Namun demikian, efektivitas kebijakan ini masih menuai berbagai kritik. Salah satu sorotan utama adalah adanya pengecualian terhadap game online, padahal aktivitas tersebut juga memiliki potensi adiktif yang tinggi dan berdampak serius terhadap kesehatan mental anak.
Selain itu, anak masih dapat mengakses media sosial tanpa akun pribadi, menggunakan akun palsu, meminjam akun orang lain, atau sekadar mengonsumsi konten secara pasif. Hal ini membuat pembatasan berbasis akun menjadi mudah disiasati.
Pembatasan media sosial bagi anak sering diposisikan sebagai solusi atas berbagai problem digital yang menimpa generasi muda. Namun jika dicermati lebih dalam, kebijakan ini sejatinya bukan solusi hakiki karena sifatnya administratif dan teknis. Ia hanya menyentuh permukaan persoalan, tanpa menyentuh akar masalah yang membentuk perilaku digital anak.
Aturan usia dan verifikasi akun bekerja pada level mekanisme, bukan pada sistem nilai dan struktur yang mengendalikan ruang digital itu sendiri.
Masalah mendasarnya bukan sekadar durasi penggunaan atau usia pengguna, melainkan struktur kekuasaan di balik industri digital global. Media sosial dan game online tidak berdiri netral. Keduanya merupakan bagian dari hegemoni digital kapitalistik yang dikendalikan oleh kepentingan ekonomi dan politik pemilik modal.
Platform-platform ini dirancang dengan algoritma adiktif, notifikasi berulang, dan sistem penghargaan semu untuk memaksimalkan keterikatan pengguna serta mengeksploitasi perhatian, termasuk perhatian anak-anak.
Dalam konteks ini, pembatasan administratif justru tampak kontradiktif. Negara berupaya membatasi dampak, tetapi tetap membiarkan sistem hegemonik yang memproduksi dampak tersebut berjalan tanpa koreksi ideologis.

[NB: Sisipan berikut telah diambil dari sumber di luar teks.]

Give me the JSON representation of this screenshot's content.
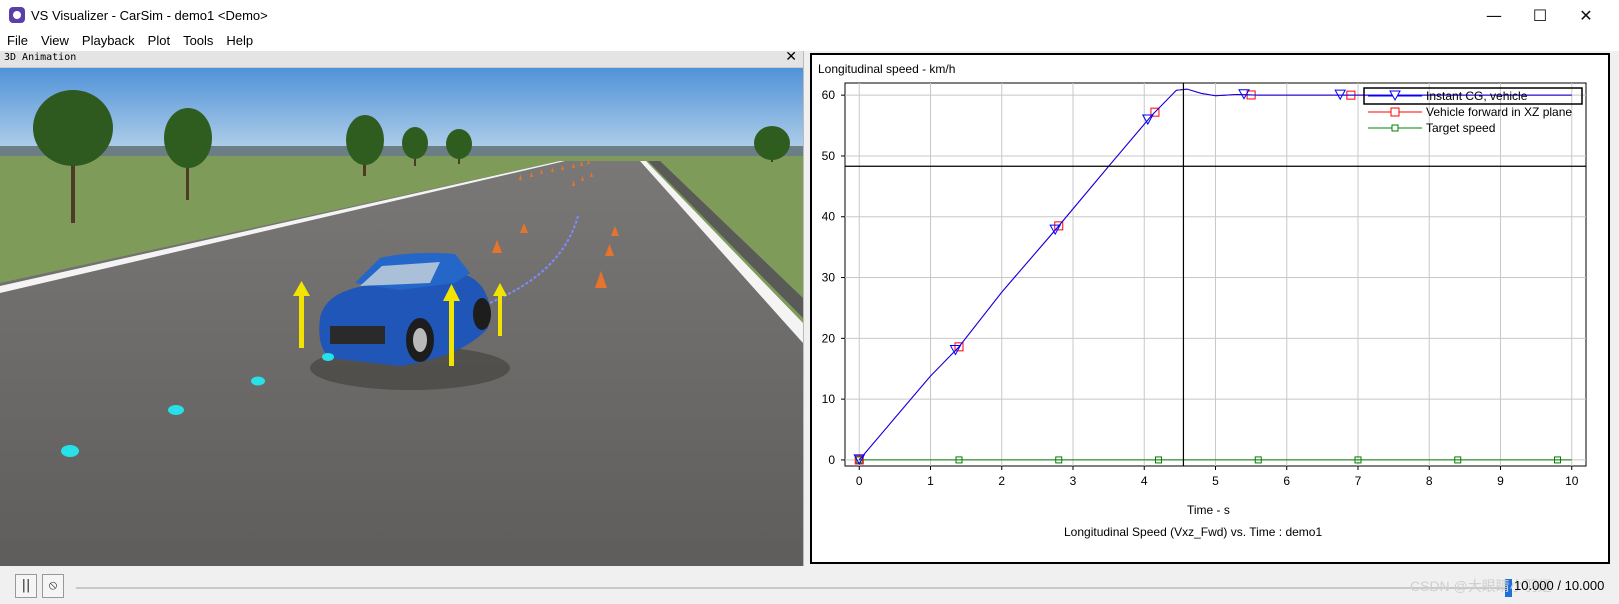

Anak-anak tetap menjadi objek eksploitasi, hanya dengan jalur akses yang sedikit dimodifikasi. Akibatnya, perlindungan yang dijanjikan berpotensi menjadi ilusi semata.
Islam memandang perlindungan akal dan jiwa manusia sebagai bagian dari tujuan agung syariat. Segala hal yang merusak cara berpikir, menumpulkan kesadaran, atau membahayakan kesehatan mental dan spiritual umat wajib dicegah.
Ancaman tersebut hari ini tidak hanya hadir dalam bentuk fisik, tetapi juga melalui hegemoni digital yang secara sistematis membentuk pola pikir dan perilaku manusia menjauh dari nilai kebenaran dan ketakwaan.
Karena itu, perlindungan generasi tidak cukup dengan regulasi parsial. Islam menuntut adanya kedaulatan digital, yakni kemampuan negara mengontrol arah teknologi, konten, dan sistem informasi agar selaras dengan akidah dan syariat.
Dalam sistem khilafah, negara memiliki tanggung jawab strategis untuk menjaga umat dari dominasi asing yang merusak, termasuk dominasi digital kapitalistik.
Namun, kedaulatan negara harus berjalan seiring dengan penerapan syariat Islam secara kaffah. Orang tua menanamkan akidah dan adab sejak dini, masyarakat menciptakan lingkungan yang kondusif bagi amar makruf nahi mungkar, sekolah mendidik dengan kurikulum berbasis akidah, dan negara memastikan seluruh sistem berjalan dalam satu arah yang benar.
Dengan sinergi inilah Islam tidak sekadar membatasi bahaya, tetapi membentuk generasi khairu ummah yang siap memimpin peradaban dan menghadirkan rahmat bagi seluruh alam.